Synthesis of dual-functional Ag/Au nanoparticles based on the decreased cavitating rate under alkaline conditions and the colorimetric detection of mercury(ii) and lead(ii)

Abstract

By increasing the pH value of the reaction solution and introducing a small amount of ascorbic acid, Ag/Au nanoparticles with small tips and two surface plasmon resonance (SPR) modes have been prepared. The formation of the two SPR modes results from the different shell and core Au/Ag ratios, which relies on the enhanced dealloying rate of the shell and the weakened cavitating rate of the core under high pH conditions. Then, these Ag/Au nanoparticles have been used in the ultrasensitive detection of Hg²⁺ and Pb²⁺ based on the resultant absorption intensity decrease of peaks I and II, which originates from the specific dissolution of Ag and the accelerated speed of the reaction between Na₂S₂O₃ and Au, respectively.

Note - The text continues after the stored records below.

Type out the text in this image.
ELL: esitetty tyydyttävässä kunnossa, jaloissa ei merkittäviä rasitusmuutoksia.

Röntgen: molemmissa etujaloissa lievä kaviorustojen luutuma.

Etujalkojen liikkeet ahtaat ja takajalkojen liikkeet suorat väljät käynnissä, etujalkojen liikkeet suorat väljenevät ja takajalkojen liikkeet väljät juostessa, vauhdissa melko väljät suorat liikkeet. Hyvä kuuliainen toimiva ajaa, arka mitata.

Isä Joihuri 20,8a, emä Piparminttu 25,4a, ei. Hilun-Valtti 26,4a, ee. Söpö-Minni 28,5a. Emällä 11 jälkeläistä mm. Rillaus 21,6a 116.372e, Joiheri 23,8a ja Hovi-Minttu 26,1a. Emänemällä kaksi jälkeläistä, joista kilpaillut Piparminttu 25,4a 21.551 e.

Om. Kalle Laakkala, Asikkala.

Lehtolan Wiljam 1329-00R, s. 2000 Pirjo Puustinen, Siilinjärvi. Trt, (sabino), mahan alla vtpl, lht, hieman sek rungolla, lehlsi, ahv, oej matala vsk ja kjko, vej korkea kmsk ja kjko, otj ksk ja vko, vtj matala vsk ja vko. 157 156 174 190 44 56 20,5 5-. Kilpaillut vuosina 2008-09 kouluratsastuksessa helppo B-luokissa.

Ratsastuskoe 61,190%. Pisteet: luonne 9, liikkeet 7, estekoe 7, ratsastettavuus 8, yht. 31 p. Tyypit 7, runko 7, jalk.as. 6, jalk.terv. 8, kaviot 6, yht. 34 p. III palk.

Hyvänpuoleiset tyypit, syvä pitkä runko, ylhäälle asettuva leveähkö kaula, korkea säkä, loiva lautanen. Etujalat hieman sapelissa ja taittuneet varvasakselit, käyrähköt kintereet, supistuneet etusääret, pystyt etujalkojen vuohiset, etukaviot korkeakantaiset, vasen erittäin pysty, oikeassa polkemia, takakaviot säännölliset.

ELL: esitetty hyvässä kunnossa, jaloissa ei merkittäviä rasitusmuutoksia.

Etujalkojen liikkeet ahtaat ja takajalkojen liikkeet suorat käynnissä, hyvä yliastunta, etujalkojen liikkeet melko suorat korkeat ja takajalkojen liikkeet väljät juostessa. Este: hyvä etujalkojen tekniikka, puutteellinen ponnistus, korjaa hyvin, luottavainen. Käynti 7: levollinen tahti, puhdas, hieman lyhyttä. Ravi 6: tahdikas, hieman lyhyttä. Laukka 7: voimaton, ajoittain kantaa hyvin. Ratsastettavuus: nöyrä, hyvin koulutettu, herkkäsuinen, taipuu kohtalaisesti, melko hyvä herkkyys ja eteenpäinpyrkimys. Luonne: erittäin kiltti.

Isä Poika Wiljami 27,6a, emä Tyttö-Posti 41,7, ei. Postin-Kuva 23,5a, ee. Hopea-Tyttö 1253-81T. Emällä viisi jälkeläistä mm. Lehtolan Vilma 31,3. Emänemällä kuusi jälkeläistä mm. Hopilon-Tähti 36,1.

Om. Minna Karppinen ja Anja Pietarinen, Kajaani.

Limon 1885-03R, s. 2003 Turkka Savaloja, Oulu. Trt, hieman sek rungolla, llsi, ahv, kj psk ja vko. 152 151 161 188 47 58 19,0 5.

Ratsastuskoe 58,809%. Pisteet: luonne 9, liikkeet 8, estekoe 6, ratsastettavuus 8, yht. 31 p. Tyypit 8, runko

The results showed an excellent limit of detection (LOD) of 5 nM for Hg²⁺ and 1.4 nM for Pb²⁺, and linear ranges from 30 to 400 nM and from 3 to 180 nM, respectively. Meanwhile, we believe that these bimetallic nanoparticles have widespread applications in sensing and modulating pH based on the dealloying rate of the shell and the cavitating rate of the core which can be extended to the synthesis of other dual-functional metallic nanoprobes.